Blindness to Budget Benefits in Eyes of Credit Card Holder

2016-11-10

schedule minute read

Author: Grant Bazian

MNP Consumer Debt Index

MNP's TAKE: As interest rates continue to sit at rock bottom, many Canadians are left feeling (far) richer than they actually are, dipping deeper and deeper into credit reliance to accommodate spending habits. But just a slight increase in those rates could send thousands of households into financial distress as they struggle from one payment to the next, eventually spiraling into a cycle of debt that can seem nearly impossible to get out of. In fact, MNP's recent Debt Sentiment Survey showed 56% of Canadians would be unable to pay their bills or keep up with debt obligations if their monthly income was decreased by just $200. As unemployment continues to roll through many provinces and the national economy on the whole waivers - that $200 shift could be right around the corner for many unsuspecting households.

The time for putting a pause on spending and creating a comprehensive budget and sticking to it is right now. Once you know exactly where your money is going, you might find there is more room than you expected to minimize spending, pay down your debts at a faster rate and even set aside savings. Financial security is achievable. The trick is applying a little bit of a compromise - and a whole lot of planning. 

If debt has already started to take hold and you feel trapped, you have options. Depending on your unique position, there may be several options available to help you on track to achieving a fresh financial start so you can get back to studying. Contact Grant Bazian, CIRP, President of MNP Ltd. at 778.374.2108 or [email protected] for information on what debt solutions are available to help you.

Person in front of a laptop on their cellphone holding a credit card

BY GAIL VAZ-OXLADE FROM THE TORONTO STAR

People are delusional. Helped in large part by access to credit, folks think they can afford stuff they can't. Thinking that they are richer than they actually are drags them deeper and deeper into debt.

More than half of Canadians are living paycheque to paycheque, many saving nothing for the future and many more spending money they have yet to earn. And when I start talking about budgets, it's these very people who tell me budgets don't work.

Hey - making a budget isn't an exercise in theory; it's an exercise in practice. You have to live within the budget for the exercise to have been worth the effort.

If you plan to spend $450 a month on food but you end up spending $600, it's not the budget, it's you. Run out of stuff and head to the stores to restock without an eye on the budget, that's you. Friends pop over and you run to the store for supplies, that's you. The kids are having a bake sale at school, so you run to the store to do your bit, that's you. And then there are the unconscious shopping trips you make; the extra bag of milk at the convenience store, where you also grab a candy bar and two bottles of juice; the salad dressing you forgot on the last trip that takes you back, which gives you the opportunity to add croutons, six tins of tomato sauce (on special) and a brick of cheese to your cart.

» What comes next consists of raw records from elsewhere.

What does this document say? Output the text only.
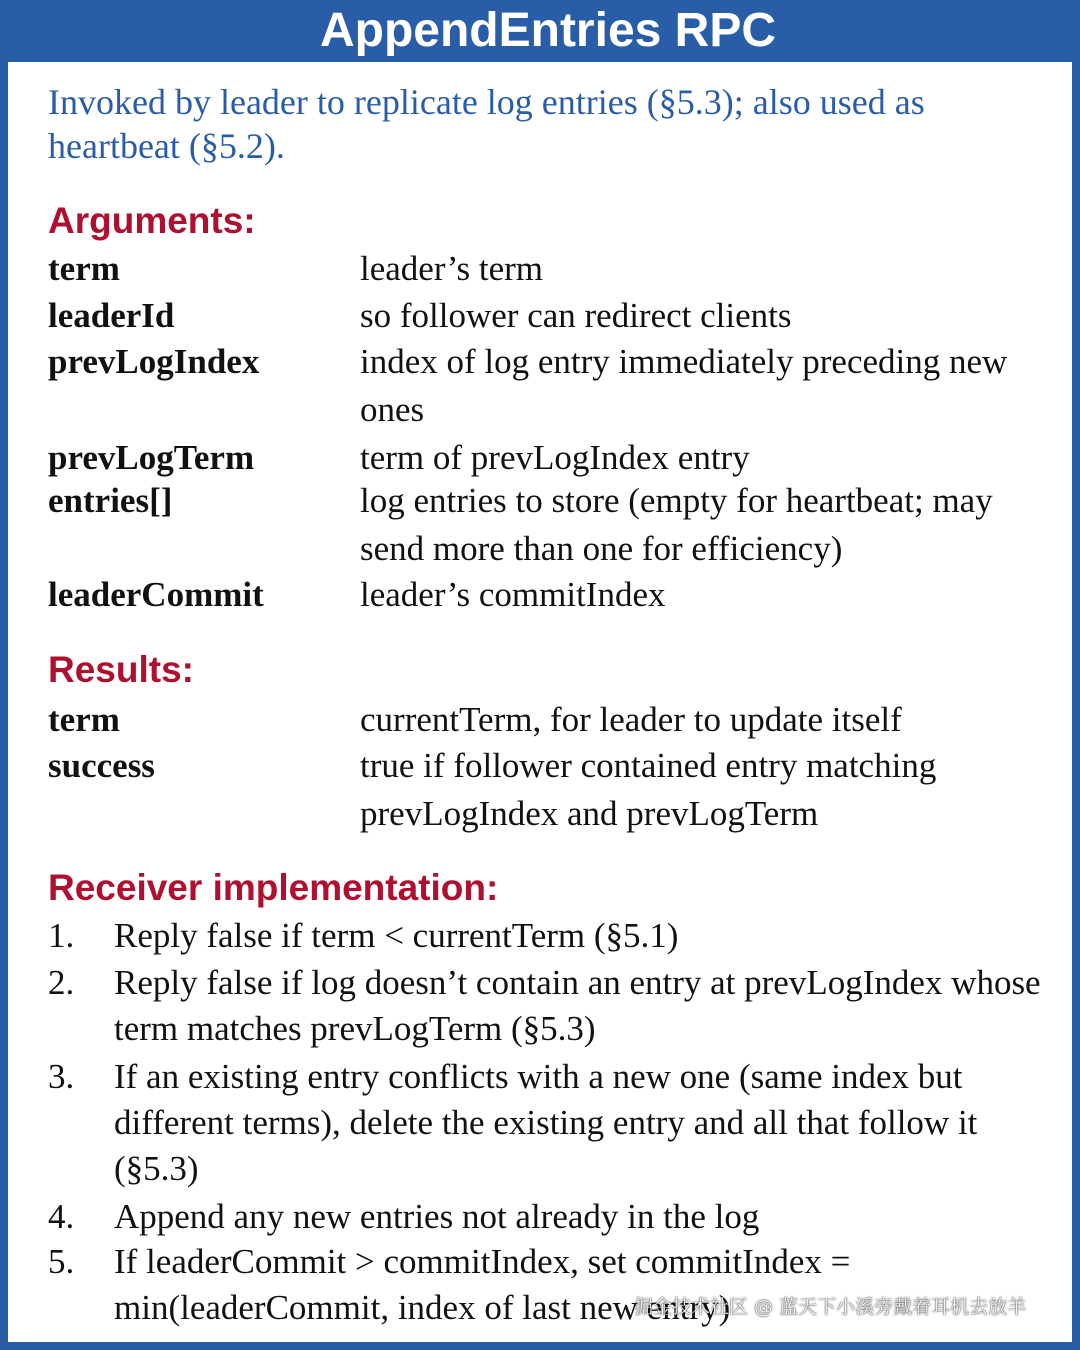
AppendEntries RPC
Invoked by leader to replicate log entries (§5.3); also used as heartbeat (§5.2).
Arguments:
term	leader’s term
leaderId	so follower can redirect clients
prevLogIndex	index of log entry immediately preceding new ones
prevLogTerm	term of prevLogIndex entry
entries[]	log entries to store (empty for heartbeat; may send more than one for efficiency)
leaderCommit	leader’s commitIndex
Results:
term	currentTerm, for leader to update itself
success	true if follower contained entry matching prevLogIndex and prevLogTerm
Receiver implementation:
1. Reply false if term < currentTerm (§5.1)
2. Reply false if log doesn’t contain an entry at prevLogIndex whose term matches prevLogTerm (§5.3)
3. If an existing entry conflicts with a new one (same index but different terms), delete the existing entry and all that follow it (§5.3)
4. Append any new entries not already in the log
5. If leaderCommit > commitIndex, set commitIndex = min(leaderCommit, index of last new entry)
掘金技术社区 @ 蓝天下小溪旁戴着耳机去放羊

Using cash helps. When you take a certain amount of money out of the bank and stick it in a jar on your counter, you tend to be more conscious about what you're spending, since you can actually see the money running out. That's the magic of the jars: They remind you that money is an exhaustible resource. So, the jars are the very antithesis of credit, the purveyors of which want you to believe you are richer than you are because you can pay for anything you want whenever you want it.

You aren't paying for anything when you put it on credit. That vacation on your line of credit isn't paid for yet. Those shoes on your credit card? Not paid for. The groceries you put on your card for the points, but didn't pay off in full when the bil l came in? Not paid for.

When you put things on credit, you aren't paying for them. You're promising to pay for them at some point in the future. And since someone else is paying for them on your behalf - they're renting you their money - you're going to cough up good money for the privilege of not having to pay for the stuff you brought home.